CO2 emissions are down to as low as 82g/km if you go for an entry model with the smaller wheels – but even cars with 17-inch wheels come in below 100g/km. Coupled with the lower price, this is good news for company car drivers - the main target for the CT 200h - who get the advantage of a low BIK rate, especially when compared to rival cars with an automatic transmission.

That standard fit automatic transmission in the CT 200h is a bone of contention though. It's a CVT system and so doesn’t have any conventional gear ratios, which can take some getting used to. Generally speaking the CT 200h is relaxed, refined and easy to drive, with the transmission settling down to a barely audible hum – but if you need to push on the engine becomes loud and quite coarse.

Lexus CT 200h (7) 

If you spend most of your time on motorways and in town there should be no problem – the CT 200h often runs completely silently as a pure EV and even when the engine does kick in it tends to be quite hushed. However on twisting roads, where you tend to be on and off the throttle regularly, things can get raucous and the otherwise serene nature of the Lexus disappears.

Noise aside, the CT 200h is surefooted through twists and turns and an improvement on before. Lexus has worked to reinforce the structure with additional welds to increase rigidity. That said, it never feels like a car that’s meant to be thrown around – all the grip seems to be there to keep the driver and passengers safe, rather than entertained.

The suspension has been tweaked to improve the ride quality, which is acceptable if not fantastic – it thumps over larger lumps and bumps.
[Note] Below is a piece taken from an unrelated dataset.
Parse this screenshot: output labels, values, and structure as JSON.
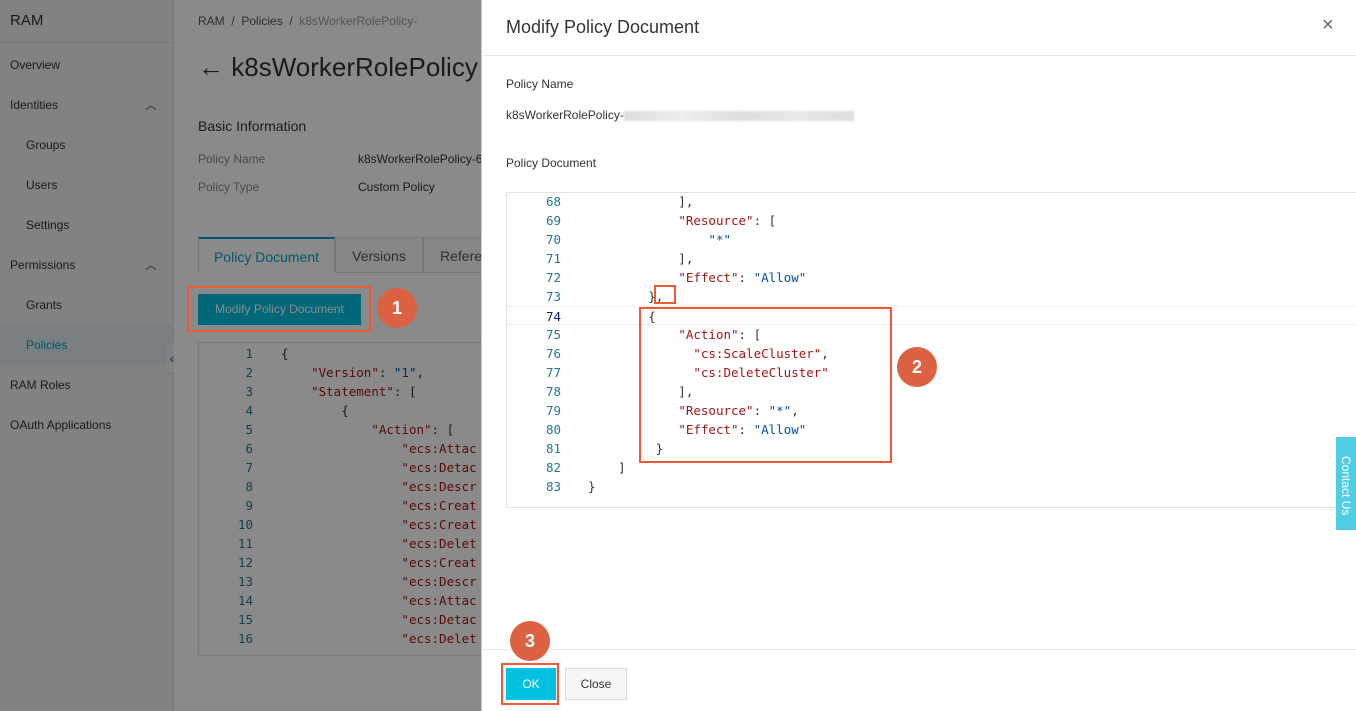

The CT 200h really comes into its own in town, where the CVT transmission, hybrid powertrain and the light yet accurate steering combine to make for a very easy-to-drive car that’s comfortable and relaxing.  

It’s made all the better by a well finished cabin. The material quality is impressive and the layout is simple and intuitive. There are plenty of customisation options, so buyers can pick the colours and materials of various trim elements to suit their tastes. That said, there are a few details that let the car down a little, including some less than impressive plastics that wouldn't pass muster in an Audi or BMW.

F-SPORT_CT_200H_STAT_15_UK_2014 

Practicality could be better too. There’s a battery pack under the boot floor, which pushes the height of the load deck up. With the tonneau cover in place there really isn’t that much space in the boot and you’ll struggle to get taller adults in the back seats. Although they are fine for children.

Standard equipment levels are reasonable – all cars get DAB, Bluetooth, a colour infotainment screen and USB connectivity, while moving up to higher trim levels adds useful features like cruise control and navigation. There’s a host of optional extras, including an enhanced navigation and adaptive cruise control.

Unfortunately, picking higher equipment grades ramps up the price – if you go for a top Premier model you’ll be paying close to £30,000, which is hard to justify even if you consider the Mark Levinson audio system and Premium Navigation system.

Lexus has certainly improved the CT 200h, making it a more desirable model. It will suit urban drivers, but for many the sometimes coarse sounding engine and the lack of driver enjoyment will be a problem, especially considering the price is on par with rivals like the Audi A3 and BMW 1 Series. There’s a lot to like about the CT 200h, but it still isn't top of the class.